Unblock yourself and strengthen your relationships
First realise when you are stuck; don't wait for people to come to you and ask whether you're blocked. "If you want to go fast, go alone, if you want to go far, go together." It's important to ask questions when you're stuck and to share your thought processes. If you don't know who to ask, start with the most promising person and ask them to refer you if necessary. By engaging with others, you can gain different perspectives and uncover information that might not be evident from data alone.
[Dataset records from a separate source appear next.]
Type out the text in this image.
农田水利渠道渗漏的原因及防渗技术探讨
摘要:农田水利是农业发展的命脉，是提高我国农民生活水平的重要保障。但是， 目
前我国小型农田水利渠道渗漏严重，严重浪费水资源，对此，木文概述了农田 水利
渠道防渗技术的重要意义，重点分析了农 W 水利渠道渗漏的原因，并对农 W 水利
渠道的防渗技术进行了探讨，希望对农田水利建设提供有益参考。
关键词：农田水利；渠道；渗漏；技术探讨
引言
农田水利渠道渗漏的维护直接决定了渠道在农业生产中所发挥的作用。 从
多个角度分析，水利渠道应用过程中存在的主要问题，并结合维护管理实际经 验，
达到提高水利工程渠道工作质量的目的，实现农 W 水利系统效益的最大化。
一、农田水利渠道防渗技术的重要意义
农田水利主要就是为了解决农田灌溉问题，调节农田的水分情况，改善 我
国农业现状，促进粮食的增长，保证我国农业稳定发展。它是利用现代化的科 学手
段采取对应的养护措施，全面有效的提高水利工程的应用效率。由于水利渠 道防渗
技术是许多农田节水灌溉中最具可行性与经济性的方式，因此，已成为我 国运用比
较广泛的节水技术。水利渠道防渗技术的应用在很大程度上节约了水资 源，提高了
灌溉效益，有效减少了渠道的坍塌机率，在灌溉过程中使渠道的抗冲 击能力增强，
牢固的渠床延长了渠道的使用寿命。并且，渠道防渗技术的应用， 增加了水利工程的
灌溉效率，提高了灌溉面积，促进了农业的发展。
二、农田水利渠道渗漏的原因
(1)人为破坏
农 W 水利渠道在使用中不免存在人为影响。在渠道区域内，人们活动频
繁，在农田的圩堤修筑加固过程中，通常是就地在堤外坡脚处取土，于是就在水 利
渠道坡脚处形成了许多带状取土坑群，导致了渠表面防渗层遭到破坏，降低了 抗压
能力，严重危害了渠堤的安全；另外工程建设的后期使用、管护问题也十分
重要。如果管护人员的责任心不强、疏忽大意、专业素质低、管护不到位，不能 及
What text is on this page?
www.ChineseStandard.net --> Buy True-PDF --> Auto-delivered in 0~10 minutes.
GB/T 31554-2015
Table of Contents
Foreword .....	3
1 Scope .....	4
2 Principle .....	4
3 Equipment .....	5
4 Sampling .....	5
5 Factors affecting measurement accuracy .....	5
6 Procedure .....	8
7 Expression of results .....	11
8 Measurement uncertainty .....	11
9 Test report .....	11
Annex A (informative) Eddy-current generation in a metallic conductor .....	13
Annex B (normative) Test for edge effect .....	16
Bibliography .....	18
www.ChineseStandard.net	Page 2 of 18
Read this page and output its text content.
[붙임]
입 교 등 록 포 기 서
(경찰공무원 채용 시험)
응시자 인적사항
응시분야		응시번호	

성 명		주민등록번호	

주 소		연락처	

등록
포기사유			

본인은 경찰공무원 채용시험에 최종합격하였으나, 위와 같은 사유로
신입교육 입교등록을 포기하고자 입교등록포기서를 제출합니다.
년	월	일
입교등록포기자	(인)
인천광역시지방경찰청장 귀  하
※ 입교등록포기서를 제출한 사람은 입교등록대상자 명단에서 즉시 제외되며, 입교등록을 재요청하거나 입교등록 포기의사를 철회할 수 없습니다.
Don't start IMs with only a "hi". It’s annoying to busy people and means you won’t get your answer quickly. Conversely, if people ask you for help be willing to assist, it's part of working together and building social capital. In a startup you may be able to expect responses faster or in person, in a bigger organisation you have to politely annoy people into helping you. Since the signal to noise ratio is so low, asking for something once may not be a strong enough signal that something is important, or you might be using the wrong channel (email vs IM).
Many times I’ve relied on my network in the organisation to bounce ideas off of, to ask about similar approaches, to figure out who I need to talk to. These relationships are a key part in not staying isolated and ineffectual.
Conclusion
With machine learning projects it can end up that 9 approaches out of 10 don't work. The above tips can help you iterate faster and getting yourself unstuck. Then that 1 out of 10 approach that works will end up seeing the light of day and deliver value. You can only learn so much from models that don't get deployed. You've only got so many hours in the week. You've only got so much brain power to give, so make sure you use it on getting things done instead of just being busy.